查勞說:「今天塞內加爾的那位鼓手蓋亞,在彩排時跟我講,他聽我的音樂,會產生一種奇妙的感覺:很熟悉,卻又不認識。其實他不是第一個這樣說的,很多外國人都這樣對我提過。」

查勞的音樂不易定義,「原住民音樂」、「世界音樂」,可能都是一種太籠統的說法。他自許不要墨守成規,音樂要反映時代的脈動與變化;但除了使命感外,他也不忘記自己的初衷,是要享受音樂。

「像是有人跟我說你這個是Bossa Nova,我說,我不知道這個是Bossa Nova,我這麼做,純粹是這樣讓我心情好。我沒有特定要做什麼類型,你也不要管我屬於哪種曲風。」

查勞‧巴西瓦里(中)與四名樂手在音樂會結束後,與部分觀眾合影。

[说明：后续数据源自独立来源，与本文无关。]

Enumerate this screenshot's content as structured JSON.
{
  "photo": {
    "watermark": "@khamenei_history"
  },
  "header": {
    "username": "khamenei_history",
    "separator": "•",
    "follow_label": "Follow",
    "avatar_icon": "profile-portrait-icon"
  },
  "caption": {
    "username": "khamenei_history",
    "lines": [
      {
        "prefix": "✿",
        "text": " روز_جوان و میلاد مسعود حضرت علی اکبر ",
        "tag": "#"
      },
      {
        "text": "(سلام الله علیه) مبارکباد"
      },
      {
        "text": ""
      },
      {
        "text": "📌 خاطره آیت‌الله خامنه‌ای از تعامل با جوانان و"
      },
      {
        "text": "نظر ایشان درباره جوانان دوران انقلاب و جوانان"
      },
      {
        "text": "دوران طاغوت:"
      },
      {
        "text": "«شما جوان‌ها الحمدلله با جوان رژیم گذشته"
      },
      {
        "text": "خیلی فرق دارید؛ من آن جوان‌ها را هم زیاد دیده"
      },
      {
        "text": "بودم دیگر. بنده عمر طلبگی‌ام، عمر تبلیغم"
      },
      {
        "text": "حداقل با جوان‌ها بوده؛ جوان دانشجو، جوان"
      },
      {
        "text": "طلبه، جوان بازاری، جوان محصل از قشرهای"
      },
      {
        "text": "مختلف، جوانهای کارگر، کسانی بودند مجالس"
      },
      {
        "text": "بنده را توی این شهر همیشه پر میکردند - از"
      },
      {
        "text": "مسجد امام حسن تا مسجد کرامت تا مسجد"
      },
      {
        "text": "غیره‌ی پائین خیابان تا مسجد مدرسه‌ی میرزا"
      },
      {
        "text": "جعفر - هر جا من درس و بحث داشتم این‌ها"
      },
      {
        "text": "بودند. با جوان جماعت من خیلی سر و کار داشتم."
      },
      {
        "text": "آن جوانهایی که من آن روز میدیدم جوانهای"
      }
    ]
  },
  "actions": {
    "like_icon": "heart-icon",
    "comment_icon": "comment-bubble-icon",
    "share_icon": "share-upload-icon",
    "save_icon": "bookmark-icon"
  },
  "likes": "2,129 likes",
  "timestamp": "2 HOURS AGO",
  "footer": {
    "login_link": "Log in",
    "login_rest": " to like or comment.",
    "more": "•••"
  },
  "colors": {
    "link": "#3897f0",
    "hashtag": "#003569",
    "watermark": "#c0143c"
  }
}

(Darren Yang/攝影) 查勞‧巴西瓦里(中)與四名樂手在音樂會結束後,與部分觀眾合影。(Darren Yang/攝影)

「其實也不知道為什麼,我有很多音樂夥伴來自各國,他們都是剛好聽到了演出,就來跟我聊,聊到後來就變成了合作。」

「我想應該是,我跟這些音樂人是一樣的態度,我就是單純喜歡音樂;只是多了一個不同點,是我用自己的語言寫歌詞。雖然我的語言是不太被人聽得懂的,但若想要拉近人與人之間的距離,我們可以用音樂做溝通。」

「音樂是我的翻譯機。」他笑說。

表演結束後,吹薩克斯風的理察森在臨去時,對查勞說:「感覺所有該有的東西都在你的音樂裡,卻不會覺得奇怪。」

音響工程人員對他說:「要繼續寫這種很美的音樂喔。」

想必,他們都聽懂了查勞的歌。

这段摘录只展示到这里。